Meulaboh, one of the hardest hit areas in Aceh, wants to encourage tourism — but not just your typical beach tourism.
MEULABOH’S recovery from the 2004 tsunami has seen its economy improve, young people flock to its university and now, resort-owners come a-knocking.
After all, the drive from Banda Aceh to Meulaboh, with long stretches of undisturbed white sandy beaches, is scenic. Investors are lured by its tourism potential but residents have resisted.
“We do not want this town to be transformed into the next Bali, with tourists in skimpy clothing, because we still want to uphold our Syariah law,” says Ridhwan Syah, a hotel manager whose hotel reports any unmarried couples to the Syariah police.

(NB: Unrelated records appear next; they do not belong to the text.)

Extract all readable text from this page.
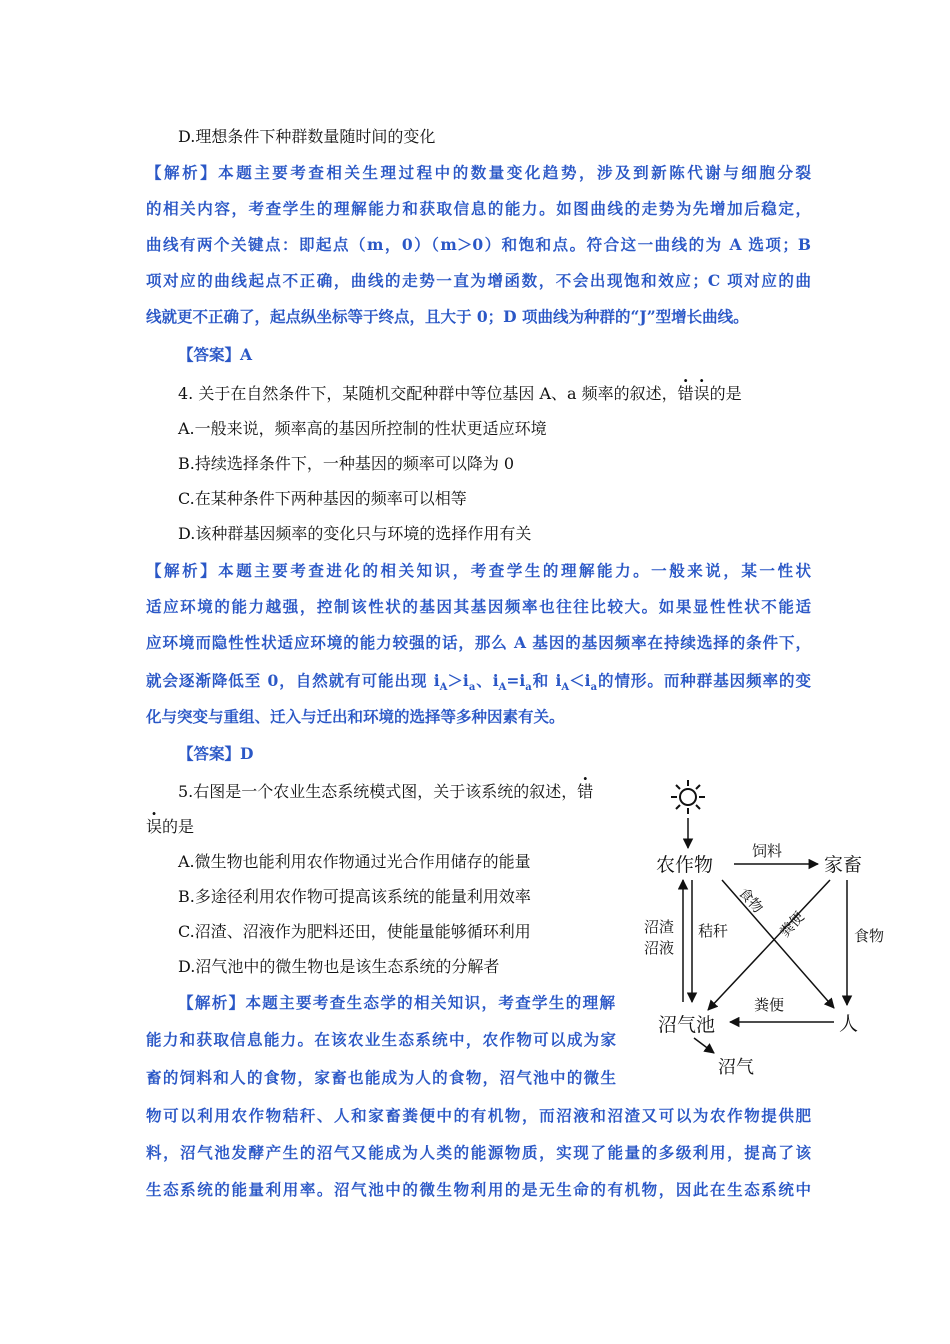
D.理想条件下种群数量随时间的变化
【解析】本题主要考查相关生理过程中的数量变化趋势，涉及到新陈代谢与细胞分裂
的相关内容，考查学生的理解能力和获取信息的能力。如图曲线的走势为先增加后稳定，
曲线有两个关键点：即起点（m，0）（m＞0）和饱和点。符合这一曲线的为 A 选项；B
项对应的曲线起点不正确，曲线的走势一直为增函数，不会出现饱和效应；C 项对应的曲
线就更不正确了，起点纵坐标等于终点，且大于 0；D 项曲线为种群的“J”型增长曲线。
【答案】A
4. 关于在自然条件下，某随机交配种群中等位基因 A、a 频率的叙述，错误的是
A.一般来说，频率高的基因所控制的性状更适应环境
B.持续选择条件下，一种基因的频率可以降为 0
C.在某种条件下两种基因的频率可以相等
D.该种群基因频率的变化只与环境的选择作用有关
【解析】本题主要考查进化的相关知识，考查学生的理解能力。一般来说，某一性状
适应环境的能力越强，控制该性状的基因其基因频率也往往比较大。如果显性性状不能适
应环境而隐性性状适应环境的能力较强的话，那么 A 基因的基因频率在持续选择的条件下，
就会逐渐降低至 0，自然就有可能出现 $i_A>i_a$、$i_A=i_a$和 $i_A<i_a$的情形。而种群基因频率的变
化与突变与重组、迁入与迁出和环境的选择等多种因素有关。
【答案】D
5.右图是一个农业生态系统模式图，关于该系统的叙述，错
误的是
A.微生物也能利用农作物通过光合作用储存的能量
B.多途径利用农作物可提高该系统的能量利用效率
C.沼渣、沼液作为肥料还田，使能量能够循环利用
D.沼气池中的微生物也是该生态系统的分解者
【解析】本题主要考查生态学的相关知识，考查学生的理解
能力和获取信息能力。在该农业生态系统中，农作物可以成为家
畜的饲料和人的食物，家畜也能成为人的食物，沼气池中的微生
物可以利用农作物秸秆、人和家畜粪便中的有机物，而沼液和沼渣又可以为农作物提供肥
料，沼气池发酵产生的沼气又能成为人类的能源物质，实现了能量的多级利用，提高了该
生态系统的能量利用率。沼气池中的微生物利用的是无生命的有机物，因此在生态系统中
农作物	家畜
人
沼气池
沼气
饲料
食物
食物
粪便
粪便
沼渣
沼液
秸秆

District chief Alaidinsyah says he has been in serious talks with at least two investors keen on building beach resorts. “Opening resorts is an attractive option to raise Meulaboh’s economy and we are open to it,” he says. “But how do we socialise tourists to respect the dress codes and norms?”
That is the challenge the port town now faces as its recovery heightens the desire to open up to tourism, while at the same time, to preserve its cultural and religious traditions.
Parts of Syariah law are strictly practiced here as part of a special autonomy granted Aceh in a 2005 peace deal that ended a three-decade long bloody conflict that killed 30,000.
It allows a special unit of the Syariah police known as the Wilayatul Hisbah to conduct frequent raids on acts deemed criminal under Syariah law, such as unmarried couples seen in close proximity and women wearing tight pants or without a headscarf.